The software company now known as Actian has a long and convoluted history with roots going back to the Ingres database first developed at Berkeley University 40 years ago. That’s 1973 when Marvin Gaye was singing Let’s Get It On, Roberta Flack was Killing Me Softly with His Song and Carly Simon was berating whichever man or men with You’re So Vain.
Ingres source code was built upon by a bewildering number of companies but eventually CA took over the source code in 1994. Fast-forward a decade and CA released Ingres to open source at a time when Oracle, IBM and Microsoft had taken over the enterprise client/server database market but the OSS sector was sprouting serious alternatives. In 1995, CA spun out Ingres Corporation and in 2011, Ingres became Actian, which is now beginning a new chapter with a series of acquisitions.
Confused? You should be. So why all the latest change?
“We transitioned away from open source because the unwillingness of governments to change their underlying databases was a hard equation to solve,” says Actian CEO, Steve Shine, when we meet for coffee on a sweltering day in central London. “They don’t like the maintenance but when it boiled down it, it didn’t happen and it wasn’t going to be as high growth as we would have liked.”
So Actian searched for faster-growth opportunities, going on a buying spree to meet the current need for high-performance data analysis. Actian is still in the database game but it is also pursuing platforms for the analytics opportunity, fuelled by acquisitions of VectorWise two years ago and, in rapid sequence recently, ParAccel, Versant and Pervasive Software. The ambition: to create a powerhouse in, to use the term in vogue, Big Data.
“In selling mission-critical open source solutions as Ingres we found that a lot of companies were starting to push the limits of what they could achieve,” Shine says.
“They were looking at more and more data [from new sources] and a relational database management system is not optimised for Big Data. So they forced it onto more powerful hardware and copies of RDBMS systems but there’s a point where that eventually breaks.”
The fallout has been the rush of new databases, often non-relational and non-SQL, together with business intelligence systems geared to handle enormous data volumes and all on commodity hardware. Of course, Actian is far from unique on spying an opportunity in a market Gartner sees growing to a value of $232bn, but now the firm has a suite for corralling data into the database, integrating, storing and then interrogating it.
The market possibilities are broad. Actian customers include GE, Intuit, Nikon and Marathon Oil. Many are in the online world and span the gamut of human activities from gaming to dating to searching. The opportunity afforded to companies that get their IT infrastructure right for the new age of gushing information is not confined to the techie domain… it’s the possibility of disintermediating market-leading incumbents.
“It’s the chance to do what Amazon did to Waterstones,” says Shine. “[The old] software architectures are broken and can’t scale and buyers have to either take advantage [of the change] or protect [their existing positions].”
In its favour, Actian has deep experience and a string of admired software assets but hurting its chances is the competition from the gazillion-dollar giant stack players: Oracle, IBM, SAP, Microsoft and HP.
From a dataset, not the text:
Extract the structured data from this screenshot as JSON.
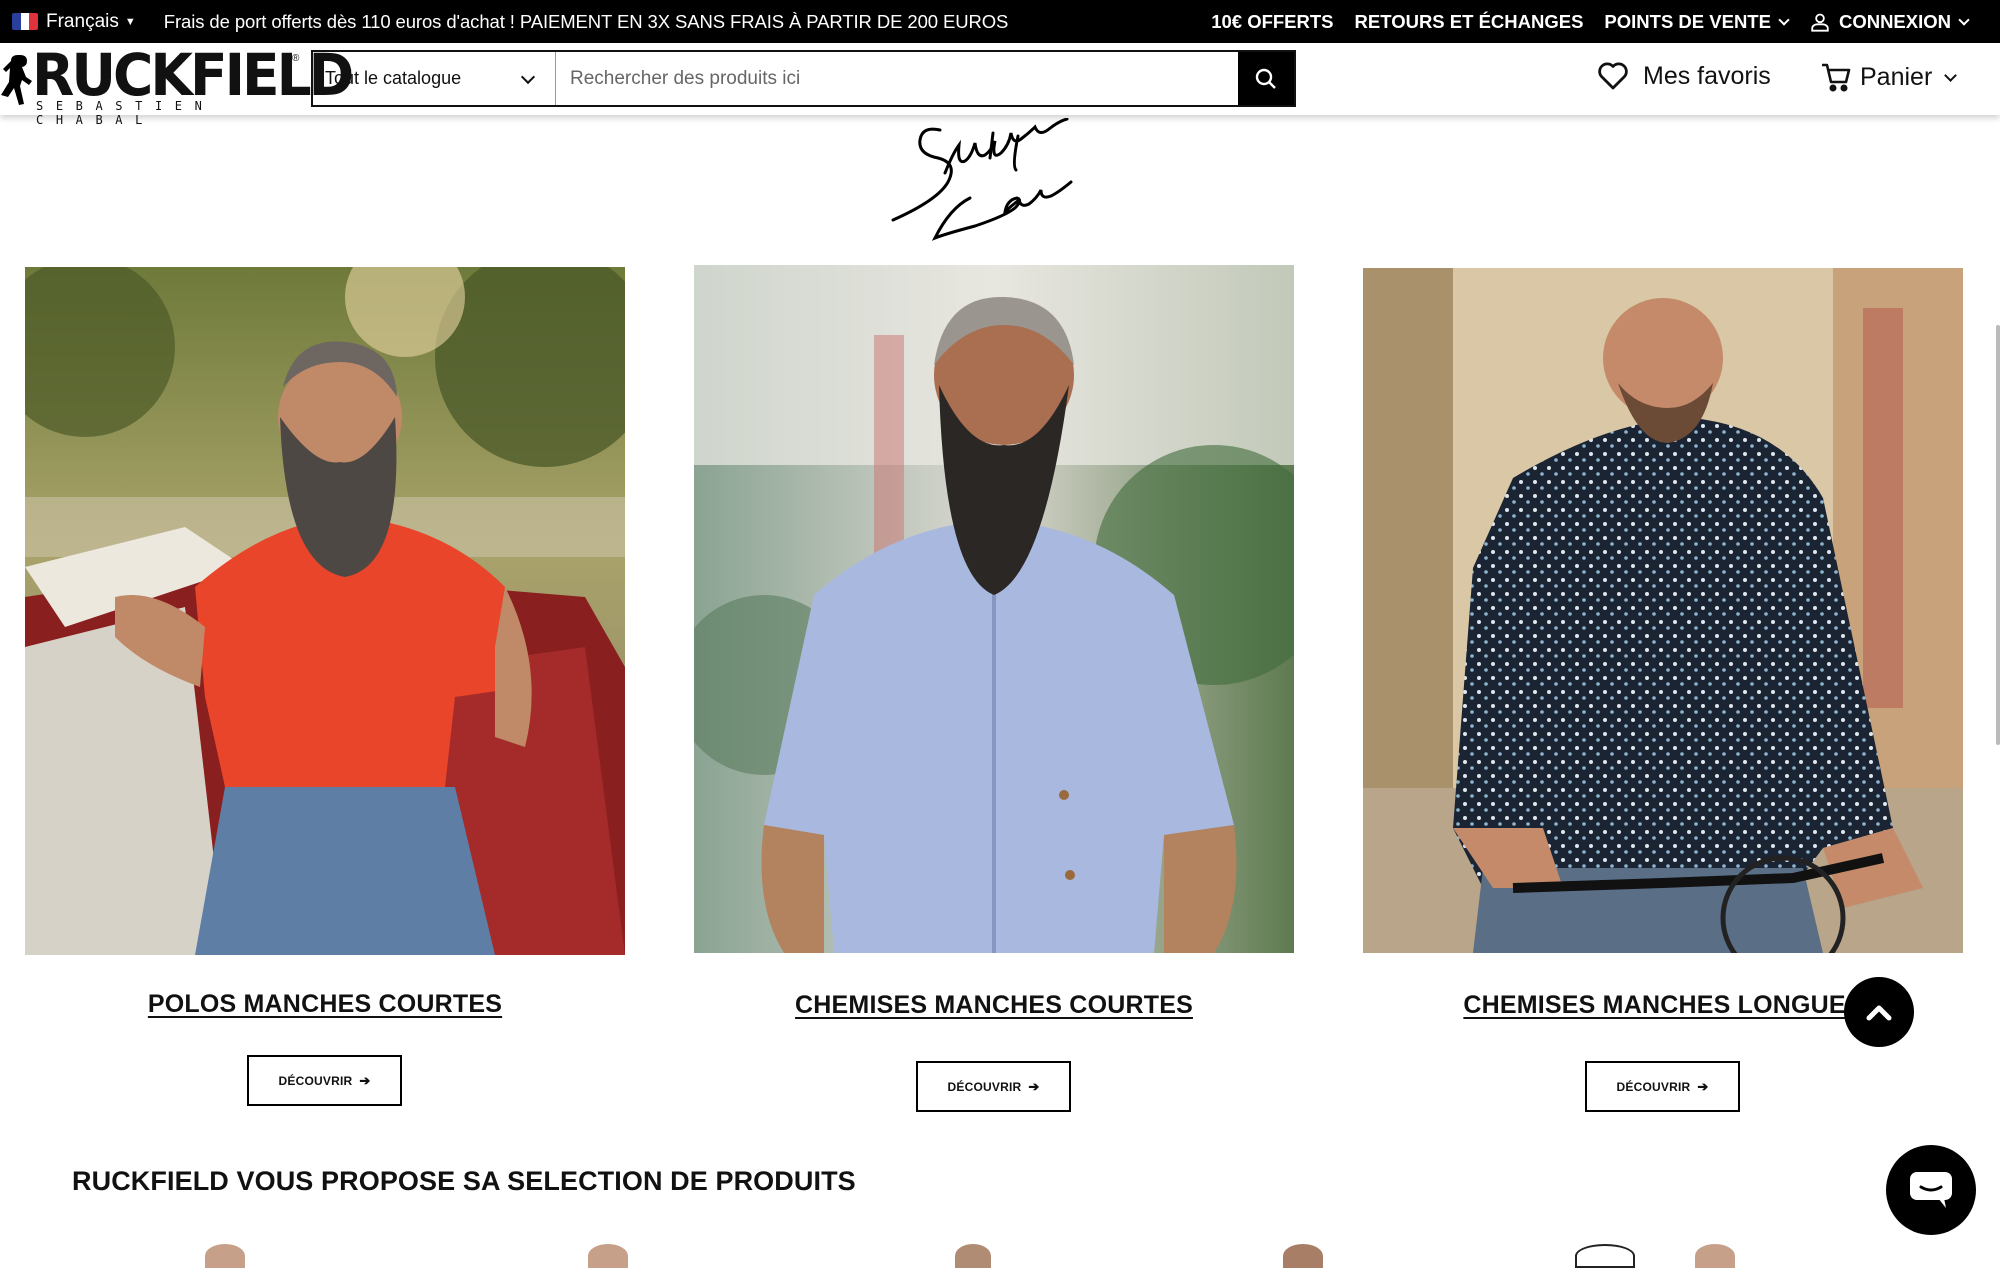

“They’ve missed the boat and they’re having a terrific time selling high-priced solutions based on proprietary hardware,” Shine mocks, but he knows that there will always be very large customers who prefer to buy from very large IT companies.
Actian also still has the challenge of integrating all those new assets. As Ovum analyst Tony Baer has written of the recent hat-trick of buys, “Making 1+1+1=3 is the challenge.”
A very interesting new turn from the protean company that was Ingres then, and a very long way to go.